Quando os juros estavam em 15% ao ano, era como tirar pirulito da boca de criança. Agora está mudando, é um desafio. Tem que aprender a lidar com pessoas.
Meu trabalho acaba sendo mais de ensinar o cliente a entender como funciona este mundo do que simplesmente alocar os recursos. A poupança hoje rende 70% da Selic, que hoje está em 6% ao ano, e dá um juro real de 1,8%. Os bons produtos estão aí, não é um bicho de sete cabeças. O difícil é conseguir fazer com que ele invista de maneira mais agressiva e fique confortável com este tipo de investimento.
No fundo, o brasileiro não é um investidor conservador. O negócio é psicológico. Ele se acostumou a ganhar muito dinheiro com juros altos e nunca foi obrigado a fazer outra coisa. Mas no fundo ele é empreendedor, quer fazer acontecer e está incomodado com o dinheiro que tem. O brasileiro está disposto a ganhar mais, mas nunca perdeu, não está acostumado com isso. Ele precisa entender que, para ganhar, terá que se expor a um produto mais volátil. Você já viu um fundo render zero? Não existe.
O brasileiro não tem essa mentalidade. Ele ganhava 15% ao ano sem fazer nada e quer o rendimento no curto prazo e sem risco. Isso não existe mais. É um trabalho de reeducação e nosso papel é lidar com pessoas, ansiedade e desconforto. Eu não trabalho com investimentos, trabalho com pessoas. Posso mostrar quais os melhores fundos de ação, não é difícil falar do produto. Difícil é convencer que o momento mudou e ele precisa se contentar com uma taxa muito baixa ou a buscar ativos com volatilidade.

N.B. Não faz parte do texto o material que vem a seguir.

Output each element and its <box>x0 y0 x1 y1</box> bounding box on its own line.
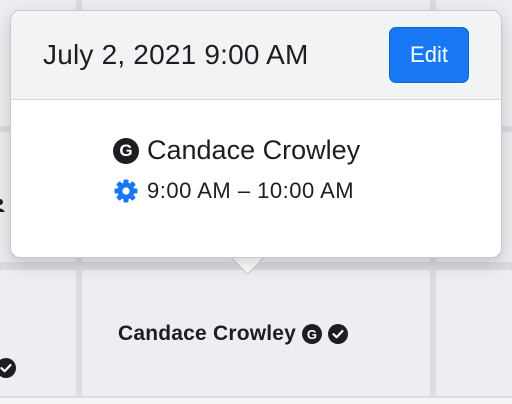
checkmark-circle-icon <box>328 324 349 344</box>
grid-bottom-strip <box>0 398 512 404</box>
google-badge-icon: G <box>113 137 139 164</box>
event-popover: July 2, 2021 9:00 AM Edit G Candace Crow… <box>10 10 502 258</box>
checkmark-circle-icon <box>0 358 16 378</box>
attendee-row: G Candace Crowley <box>113 135 360 166</box>
calendar-cell[interactable] <box>436 270 512 396</box>
popover-header: July 2, 2021 9:00 AM Edit <box>11 11 501 100</box>
attendee-name: Candace Crowley <box>147 135 361 165</box>
calendar-event-label: Candace Crowley <box>118 322 297 345</box>
calendar-event[interactable]: Candace Crowley G <box>118 320 349 348</box>
gear-icon <box>114 179 138 203</box>
time-range: 9:00 AM – 10:00 AM <box>147 178 355 203</box>
time-row: 9:00 AM – 10:00 AM <box>113 178 354 204</box>
edit-button[interactable]: Edit <box>389 27 469 83</box>
google-badge-icon: G <box>302 324 323 344</box>
popover-title: July 2, 2021 9:00 AM <box>43 39 309 70</box>
user-icon <box>0 199 5 212</box>
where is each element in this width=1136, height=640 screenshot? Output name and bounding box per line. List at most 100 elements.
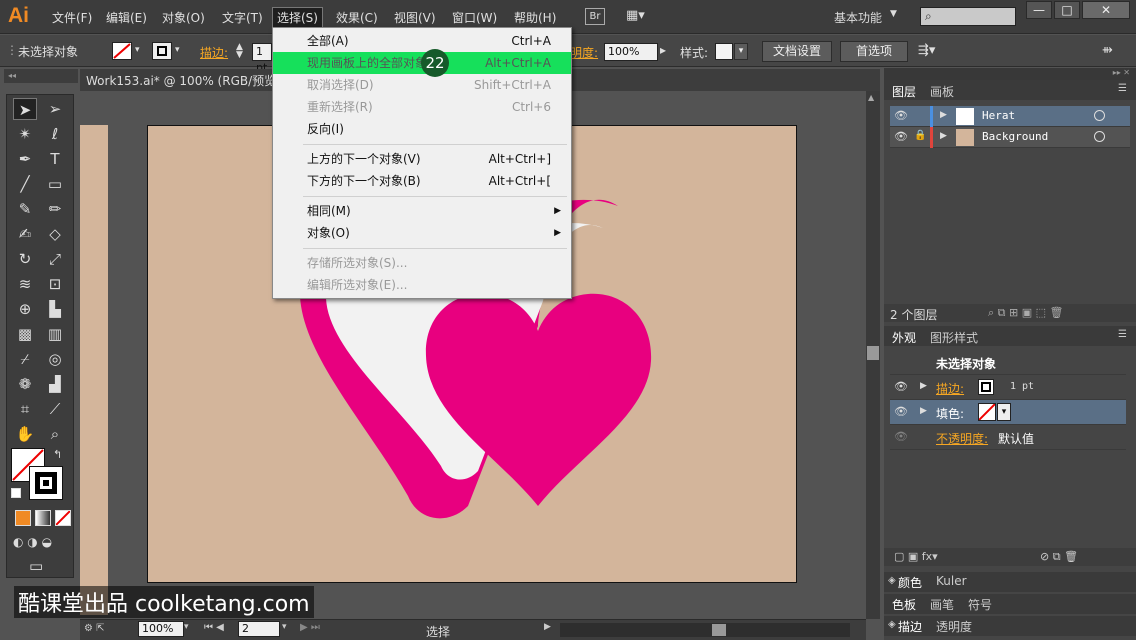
scroll-up-icon[interactable]: ▲ xyxy=(868,93,874,102)
lasso-tool-icon[interactable]: ℓ xyxy=(43,123,67,145)
menu-item-next-object-below[interactable]: 下方的下一个对象(B) Alt+Ctrl+[ xyxy=(273,170,571,192)
status-icons[interactable]: ⚙ ⇱ xyxy=(84,623,105,634)
appearance-fill-label[interactable]: 填色: xyxy=(936,405,964,422)
artboard-dropdown-icon[interactable]: ▾ xyxy=(282,622,287,632)
fill-dropdown-icon[interactable]: ▾ xyxy=(135,45,140,55)
expand-triangle-icon[interactable]: ▶ xyxy=(920,381,927,391)
menu-type[interactable]: 文字(T) xyxy=(222,9,263,26)
tab-graphic-styles[interactable]: 图形样式 xyxy=(930,329,978,346)
color-mode-icon[interactable] xyxy=(15,510,31,526)
menu-item-deselect[interactable]: 取消选择(D) Shift+Ctrl+A xyxy=(273,74,571,96)
menu-object[interactable]: 对象(O) xyxy=(162,9,205,26)
menu-item-edit-selection[interactable]: 编辑所选对象(E)... xyxy=(273,274,571,296)
menu-edit[interactable]: 编辑(E) xyxy=(106,9,147,26)
blob-brush-tool-icon[interactable]: ✍ xyxy=(13,223,37,245)
appearance-footer-icons-right[interactable]: ⊘ ⧉ 🗑 xyxy=(1040,550,1078,564)
target-circle-icon[interactable] xyxy=(1094,131,1105,142)
menu-help[interactable]: 帮助(H) xyxy=(514,9,556,26)
stroke-stepper[interactable]: ▲ ▼ xyxy=(236,43,243,60)
dock-collapse-icon[interactable]: ▸▸ ✕ xyxy=(884,68,1136,80)
rectangle-tool-icon[interactable]: ▭ xyxy=(43,173,67,195)
tab-symbols[interactable]: 符号 xyxy=(968,596,992,613)
menu-file[interactable]: 文件(F) xyxy=(52,9,92,26)
search-input[interactable]: ⌕ xyxy=(920,7,1016,26)
tab-layers[interactable]: 图层 xyxy=(892,83,916,100)
vertical-scrollbar[interactable]: ▲ xyxy=(866,91,880,619)
layer-name[interactable]: Herat xyxy=(982,109,1015,122)
mesh-tool-icon[interactable]: ▩ xyxy=(13,323,37,345)
toolbox-header[interactable]: ◂◂ xyxy=(4,69,78,83)
gradient-mode-icon[interactable] xyxy=(35,510,51,526)
target-circle-icon[interactable] xyxy=(1094,110,1105,121)
selection-tool-icon[interactable]: ➤ xyxy=(13,98,37,120)
menu-effect[interactable]: 效果(C) xyxy=(336,9,378,26)
workspace-chevron-icon[interactable]: ▼ xyxy=(890,9,897,19)
minimize-button[interactable]: — xyxy=(1026,1,1052,19)
maximize-button[interactable]: □ xyxy=(1054,1,1080,19)
pen-tool-icon[interactable]: ✒ xyxy=(13,148,37,170)
layers-footer-icons[interactable]: ⌕ ⧉ ⊞ ▣ ⬚ 🗑 xyxy=(988,306,1063,320)
arrange-icon[interactable]: ⇶▾ xyxy=(918,43,935,58)
none-mode-icon[interactable] xyxy=(55,510,71,526)
direct-selection-tool-icon[interactable]: ➢ xyxy=(43,98,67,120)
fill-swatch[interactable] xyxy=(112,42,132,60)
tab-kuler[interactable]: Kuler xyxy=(936,574,967,588)
appearance-fill-row[interactable]: 👁 ▶ 填色: ▾ xyxy=(890,400,1126,425)
menu-item-reselect[interactable]: 重新选择(R) Ctrl+6 xyxy=(273,96,571,118)
preferences-button[interactable]: 首选项 xyxy=(840,41,908,62)
hand-tool-icon[interactable]: ✋ xyxy=(13,423,37,445)
style-swatch[interactable] xyxy=(715,43,733,60)
appearance-footer-icons[interactable]: ▢ ▣ fx▾ xyxy=(894,550,938,563)
slice-tool-icon[interactable]: ⟋ xyxy=(43,398,67,420)
tab-brushes[interactable]: 画笔 xyxy=(930,596,954,613)
eye-icon[interactable]: 👁 xyxy=(894,380,908,393)
appearance-stroke-label[interactable]: 描边: xyxy=(936,380,964,397)
appearance-fill-swatch[interactable] xyxy=(978,403,996,421)
bridge-button[interactable]: Br xyxy=(585,8,605,25)
eyedropper-tool-icon[interactable]: ⌿ xyxy=(13,348,37,370)
magic-wand-tool-icon[interactable]: ✴ xyxy=(13,123,37,145)
workspace-switcher[interactable]: 基本功能 xyxy=(834,9,882,26)
eye-icon[interactable]: 👁 xyxy=(894,405,908,418)
draw-modes-icon[interactable]: ◐ ◑ ◒ xyxy=(13,535,52,549)
layer-row[interactable]: 👁 ▶ Herat xyxy=(890,106,1130,127)
collapse-icon[interactable]: ◈ xyxy=(888,575,896,586)
fill-dropdown-icon[interactable]: ▾ xyxy=(997,403,1011,421)
stroke-weight-field[interactable]: 1 pt xyxy=(252,43,272,74)
menu-item-inverse[interactable]: 反向(I) xyxy=(273,118,571,140)
panel-menu-icon[interactable]: ⇻ xyxy=(1102,43,1113,58)
eye-icon[interactable]: 👁 xyxy=(894,109,908,122)
scroll-thumb[interactable] xyxy=(867,346,879,360)
opacity-field[interactable]: 100% xyxy=(604,43,658,61)
layers-menu-icon[interactable]: ☰ xyxy=(1118,83,1127,94)
screen-mode-icon[interactable]: ▭ xyxy=(29,557,43,575)
menu-select[interactable]: 选择(S) xyxy=(272,7,323,28)
stroke-dropdown-icon[interactable]: ▾ xyxy=(175,45,180,55)
expand-triangle-icon[interactable]: ▶ xyxy=(920,406,927,416)
symbol-sprayer-tool-icon[interactable]: ❁ xyxy=(13,373,37,395)
appearance-stroke-swatch[interactable] xyxy=(978,379,994,395)
appearance-menu-icon[interactable]: ☰ xyxy=(1118,329,1127,340)
stroke-color-box[interactable] xyxy=(29,466,63,500)
tab-transparency[interactable]: 透明度 xyxy=(936,618,972,635)
zoom-tool-icon[interactable]: ⌕ xyxy=(43,423,67,445)
layer-name[interactable]: Background xyxy=(982,130,1048,143)
free-transform-tool-icon[interactable]: ⊡ xyxy=(43,273,67,295)
zoom-field[interactable]: 100% xyxy=(138,621,184,637)
menu-item-select-all[interactable]: 全部(A) Ctrl+A xyxy=(273,30,571,52)
artboard-field[interactable]: 2 xyxy=(238,621,280,637)
tab-swatches[interactable]: 色板 xyxy=(892,596,916,613)
menu-window[interactable]: 窗口(W) xyxy=(452,9,497,26)
eraser-tool-icon[interactable]: ◇ xyxy=(43,223,67,245)
tab-appearance[interactable]: 外观 xyxy=(892,329,916,346)
opacity-dropdown-icon[interactable]: ▸ xyxy=(660,43,666,57)
tab-color[interactable]: 颜色 xyxy=(898,574,922,591)
line-tool-icon[interactable]: ╱ xyxy=(13,173,37,195)
opacity-label[interactable]: 明度: xyxy=(570,44,598,61)
artboard-tool-icon[interactable]: ⌗ xyxy=(13,398,37,420)
menu-item-same-submenu[interactable]: 相同(M) ▶ xyxy=(273,200,571,222)
artboard-nav-prev[interactable]: ⏮ ◀ xyxy=(204,622,224,633)
shape-builder-tool-icon[interactable]: ⊕ xyxy=(13,298,37,320)
menu-item-next-object-above[interactable]: 上方的下一个对象(V) Alt+Ctrl+] xyxy=(273,148,571,170)
zoom-dropdown-icon[interactable]: ▾ xyxy=(184,622,189,632)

As necessidades são outras. Geralmente, a pessoa jurídica está investindo em dinheiro de caixa e precisa de proteção. Já a pessoa física investe no futuro. No cliente PJ, o investimento visa um retorno mais rápido para o caixa e não tem como fazer coisas muito mirabolantes, o que limita um pouco. Por outro lado, abre a porta para operações como câmbio, seguro ou crédito. O que tange a investimentos, geralmente é algo mais conservador. Este serviço ainda vai crescer muito para as empresas.

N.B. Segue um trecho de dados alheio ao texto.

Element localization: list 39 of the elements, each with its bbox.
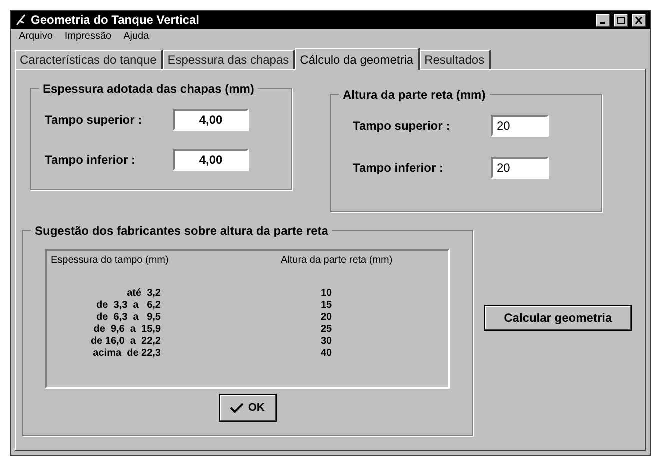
field-label: Tampo superior :	[353, 118, 452, 135]
table-cell: 20	[321, 312, 332, 324]
menu-item[interactable]: Impressão	[64, 29, 112, 44]
app-icon	[15, 14, 27, 26]
field-label: Tampo inferior :	[353, 160, 444, 177]
maximize-icon	[617, 16, 625, 24]
checkmark-icon	[230, 403, 244, 413]
table-cell-text: de 6,3 a 9,5	[96, 312, 161, 324]
menu-item[interactable]: Arquivo	[19, 29, 53, 44]
tab[interactable]: Características do tanque	[15, 50, 163, 69]
input-field[interactable]: 20	[491, 157, 549, 179]
field-label: Tampo inferior :	[45, 152, 136, 169]
table-cell-text: de 3,3 a 6,2	[96, 300, 161, 312]
input-field[interactable]: 20	[491, 115, 549, 137]
table-cell-text: de 16,0 a 22,2	[90, 336, 161, 348]
calculate-button[interactable]: Calcular geometria	[485, 306, 631, 330]
field-label: Tampo superior :	[45, 112, 144, 129]
ok-button[interactable]: OK	[220, 395, 276, 421]
tab[interactable]: Cálculo da geometria	[295, 48, 420, 70]
table-cell: 30	[321, 336, 332, 348]
maximize-button[interactable]	[614, 14, 628, 26]
column-header: Espessura do tampo (mm)	[51, 254, 170, 268]
table-cell: 15	[321, 300, 332, 312]
table-cell: 25	[321, 324, 332, 336]
table-cell-text: acima de 22,3	[92, 348, 161, 360]
window-title: Geometria do Tanque Vertical	[31, 12, 200, 29]
close-icon	[635, 16, 643, 24]
table-cell-text: de 9,6 a 15,9	[92, 324, 161, 336]
tab[interactable]: Resultados	[420, 50, 491, 69]
table-cell: 10	[321, 288, 332, 300]
tab[interactable]: Espessura das chapas	[162, 50, 296, 69]
menu-item[interactable]: Ajuda	[124, 29, 150, 44]
table-cell-text: até 3,2	[126, 288, 161, 300]
input-field[interactable]: 4,00	[173, 149, 249, 171]
input-field[interactable]: 4,00	[173, 109, 249, 131]
table-cell: 40	[321, 348, 332, 360]
column-header: Altura da parte reta (mm)	[281, 254, 393, 268]
close-button[interactable]	[632, 14, 646, 26]
minimize-button[interactable]	[596, 14, 610, 26]
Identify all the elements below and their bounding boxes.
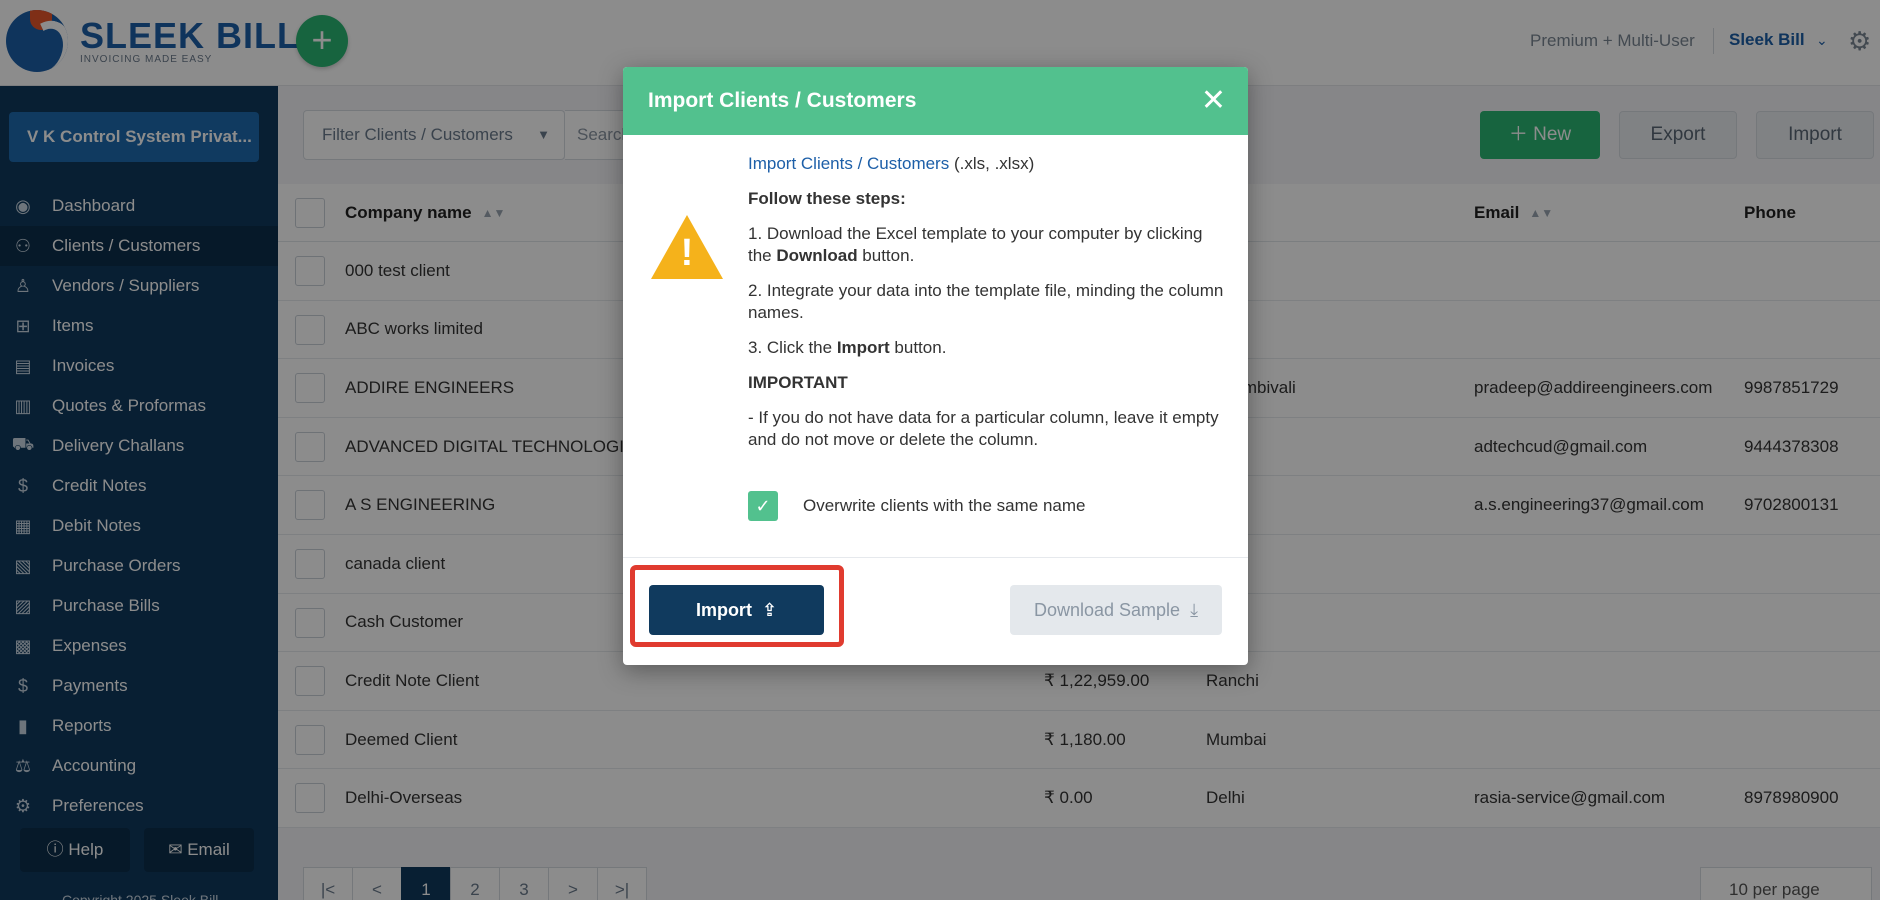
step-3: 3. Click the Import button. xyxy=(748,338,947,357)
overwrite-option[interactable]: ✓ Overwrite clients with the same name xyxy=(748,491,1086,521)
download-icon: ⤓ xyxy=(1185,600,1199,620)
upload-icon: ⇪ xyxy=(756,600,778,620)
overwrite-label: Overwrite clients with the same name xyxy=(803,496,1086,515)
overwrite-checkbox[interactable]: ✓ xyxy=(748,491,778,521)
download-sample-button[interactable]: Download Sample ⤓ xyxy=(1010,585,1222,635)
modal-footer: Import ⇪ Download Sample ⤓ xyxy=(623,557,1248,665)
step-2: 2. Integrate your data into the template… xyxy=(748,281,1224,322)
import-button[interactable]: Import ⇪ xyxy=(649,585,824,635)
modal-title: Import Clients / Customers xyxy=(648,89,917,112)
exclamation-icon: ! xyxy=(680,232,694,274)
important-heading: IMPORTANT xyxy=(748,373,848,392)
important-note: - If you do not have data for a particul… xyxy=(748,408,1219,449)
step-1: 1. Download the Excel template to your c… xyxy=(748,224,1203,265)
close-icon[interactable]: ✕ xyxy=(1201,67,1226,135)
import-modal: Import Clients / Customers ✕ ! Import Cl… xyxy=(623,67,1248,665)
modal-header: Import Clients / Customers ✕ xyxy=(623,67,1248,135)
import-template-link[interactable]: Import Clients / Customers xyxy=(748,154,949,173)
steps-heading: Follow these steps: xyxy=(748,189,906,208)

Ter uma empresa em São Paulo faz todo sentido. Em termos de volume, somos a maior operação do Rio de Janeiro, atuamos em cidades como Nova Friburgo e Teresópolis. A ideia é ser regional, mas com uma presença muito forte em São Paulo, uma praça gigante e onde vemos muito espaço para crescer. Estrategicamente, queremos ser grandes em São Paulo e até o final do ano que vem queremos que represente 50% de nossa operação que hoje está em 2,6 bilhões de reais. Esperamos chegar até o final do ano com mais ou menos 3 bilhões de reais e ao final de 2020 entre 7 bilhões e 8 bihões de reais.

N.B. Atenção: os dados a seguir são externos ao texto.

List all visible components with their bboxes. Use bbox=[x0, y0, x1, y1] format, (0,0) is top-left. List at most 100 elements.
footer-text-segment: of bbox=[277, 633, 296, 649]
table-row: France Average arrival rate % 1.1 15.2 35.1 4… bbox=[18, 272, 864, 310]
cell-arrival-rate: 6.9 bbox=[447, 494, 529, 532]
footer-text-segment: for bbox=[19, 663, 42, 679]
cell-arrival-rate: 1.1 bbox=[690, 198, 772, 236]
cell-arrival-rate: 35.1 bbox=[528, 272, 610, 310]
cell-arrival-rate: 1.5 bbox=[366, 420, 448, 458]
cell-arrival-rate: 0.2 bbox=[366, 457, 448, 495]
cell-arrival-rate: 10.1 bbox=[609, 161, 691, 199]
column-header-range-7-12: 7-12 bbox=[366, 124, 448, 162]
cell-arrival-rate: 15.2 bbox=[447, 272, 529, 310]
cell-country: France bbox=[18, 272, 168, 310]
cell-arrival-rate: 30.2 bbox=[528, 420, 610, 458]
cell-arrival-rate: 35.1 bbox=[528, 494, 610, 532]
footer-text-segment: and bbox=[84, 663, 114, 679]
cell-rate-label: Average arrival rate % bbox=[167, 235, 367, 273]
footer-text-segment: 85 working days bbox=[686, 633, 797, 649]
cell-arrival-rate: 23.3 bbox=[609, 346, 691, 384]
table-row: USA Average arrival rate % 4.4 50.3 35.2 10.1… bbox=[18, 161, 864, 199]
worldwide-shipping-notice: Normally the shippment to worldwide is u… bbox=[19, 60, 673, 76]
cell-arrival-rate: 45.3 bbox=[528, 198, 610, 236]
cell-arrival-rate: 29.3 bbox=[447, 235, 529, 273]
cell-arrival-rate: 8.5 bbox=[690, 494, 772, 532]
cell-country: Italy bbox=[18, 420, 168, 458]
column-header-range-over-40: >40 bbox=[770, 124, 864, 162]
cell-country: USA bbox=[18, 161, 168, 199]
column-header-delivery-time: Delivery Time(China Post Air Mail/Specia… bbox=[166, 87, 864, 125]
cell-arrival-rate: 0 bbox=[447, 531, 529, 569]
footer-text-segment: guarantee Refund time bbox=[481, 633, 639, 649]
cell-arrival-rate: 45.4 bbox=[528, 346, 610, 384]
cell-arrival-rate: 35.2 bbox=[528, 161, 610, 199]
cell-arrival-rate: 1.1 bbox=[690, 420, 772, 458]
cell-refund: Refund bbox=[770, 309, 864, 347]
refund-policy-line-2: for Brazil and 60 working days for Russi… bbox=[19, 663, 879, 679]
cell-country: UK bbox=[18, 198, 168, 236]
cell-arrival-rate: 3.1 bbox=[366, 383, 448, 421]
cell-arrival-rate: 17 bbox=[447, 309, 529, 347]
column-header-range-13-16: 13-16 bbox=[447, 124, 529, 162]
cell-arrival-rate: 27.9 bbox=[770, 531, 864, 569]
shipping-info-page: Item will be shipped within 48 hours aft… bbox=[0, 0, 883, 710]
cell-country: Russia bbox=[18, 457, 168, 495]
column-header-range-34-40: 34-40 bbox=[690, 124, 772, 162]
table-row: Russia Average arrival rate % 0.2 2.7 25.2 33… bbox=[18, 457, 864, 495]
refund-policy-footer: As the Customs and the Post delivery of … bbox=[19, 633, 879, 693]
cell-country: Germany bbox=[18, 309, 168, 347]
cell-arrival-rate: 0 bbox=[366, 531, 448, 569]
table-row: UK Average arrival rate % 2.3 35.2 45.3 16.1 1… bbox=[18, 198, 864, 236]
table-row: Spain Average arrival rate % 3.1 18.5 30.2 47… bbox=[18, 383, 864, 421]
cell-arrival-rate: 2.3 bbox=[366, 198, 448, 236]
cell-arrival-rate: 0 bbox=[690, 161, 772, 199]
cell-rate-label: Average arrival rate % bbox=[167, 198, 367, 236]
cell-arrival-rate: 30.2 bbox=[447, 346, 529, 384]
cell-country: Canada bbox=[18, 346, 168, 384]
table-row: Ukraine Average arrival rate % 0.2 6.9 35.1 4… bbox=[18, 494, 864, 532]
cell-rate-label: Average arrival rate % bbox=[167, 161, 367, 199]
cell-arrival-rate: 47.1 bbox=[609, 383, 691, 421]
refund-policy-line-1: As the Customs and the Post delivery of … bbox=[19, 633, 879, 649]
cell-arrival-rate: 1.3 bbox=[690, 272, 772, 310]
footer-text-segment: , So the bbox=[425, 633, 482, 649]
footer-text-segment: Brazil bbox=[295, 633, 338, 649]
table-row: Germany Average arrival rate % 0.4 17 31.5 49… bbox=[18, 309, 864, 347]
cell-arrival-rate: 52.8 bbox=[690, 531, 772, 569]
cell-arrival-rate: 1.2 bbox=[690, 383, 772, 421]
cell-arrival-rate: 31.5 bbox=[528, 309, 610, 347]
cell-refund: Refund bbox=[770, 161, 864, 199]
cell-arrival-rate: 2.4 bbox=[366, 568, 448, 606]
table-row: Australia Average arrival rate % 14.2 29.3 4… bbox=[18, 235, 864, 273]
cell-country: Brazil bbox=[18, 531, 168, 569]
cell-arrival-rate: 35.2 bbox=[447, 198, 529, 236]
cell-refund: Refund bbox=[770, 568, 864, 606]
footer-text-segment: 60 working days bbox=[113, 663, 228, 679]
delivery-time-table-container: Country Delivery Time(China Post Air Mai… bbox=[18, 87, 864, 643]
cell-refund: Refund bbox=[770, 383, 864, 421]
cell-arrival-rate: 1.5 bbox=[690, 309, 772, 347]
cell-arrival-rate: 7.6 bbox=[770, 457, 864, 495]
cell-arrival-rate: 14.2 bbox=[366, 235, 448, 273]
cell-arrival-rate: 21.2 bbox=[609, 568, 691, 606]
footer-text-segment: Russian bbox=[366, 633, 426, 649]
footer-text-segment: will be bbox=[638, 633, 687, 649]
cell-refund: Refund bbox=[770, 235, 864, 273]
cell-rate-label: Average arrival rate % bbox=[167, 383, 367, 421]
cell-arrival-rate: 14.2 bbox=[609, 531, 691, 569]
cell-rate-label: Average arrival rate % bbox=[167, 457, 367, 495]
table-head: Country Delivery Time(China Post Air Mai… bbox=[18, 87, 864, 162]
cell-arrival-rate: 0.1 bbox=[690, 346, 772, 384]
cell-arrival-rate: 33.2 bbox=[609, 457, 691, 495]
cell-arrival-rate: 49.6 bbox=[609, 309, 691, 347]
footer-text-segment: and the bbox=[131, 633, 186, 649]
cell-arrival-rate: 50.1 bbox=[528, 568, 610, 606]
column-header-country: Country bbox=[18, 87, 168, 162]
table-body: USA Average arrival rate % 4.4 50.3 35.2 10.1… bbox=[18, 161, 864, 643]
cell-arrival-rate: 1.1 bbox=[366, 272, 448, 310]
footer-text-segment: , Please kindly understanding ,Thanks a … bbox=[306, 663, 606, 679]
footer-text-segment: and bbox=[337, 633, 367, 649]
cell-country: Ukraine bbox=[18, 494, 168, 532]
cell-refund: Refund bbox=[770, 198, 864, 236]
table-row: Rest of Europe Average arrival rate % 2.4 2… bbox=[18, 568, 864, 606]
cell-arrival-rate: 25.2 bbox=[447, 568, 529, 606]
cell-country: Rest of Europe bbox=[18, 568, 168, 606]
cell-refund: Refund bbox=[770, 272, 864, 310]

Com o país ajudando, creio que sim. Num ambiente com juros baixos e com a casa arrumada, fica mais propício se expor ao risco. Mal ou bem, é o que estamos vendo acontecer. Temos a reforma da Previdência já aprovada em dois turnos na Câmara e agora estamos na fase de discutir a reforma tributária. As privatizações também estão na pauta. Tudo caminha para isso.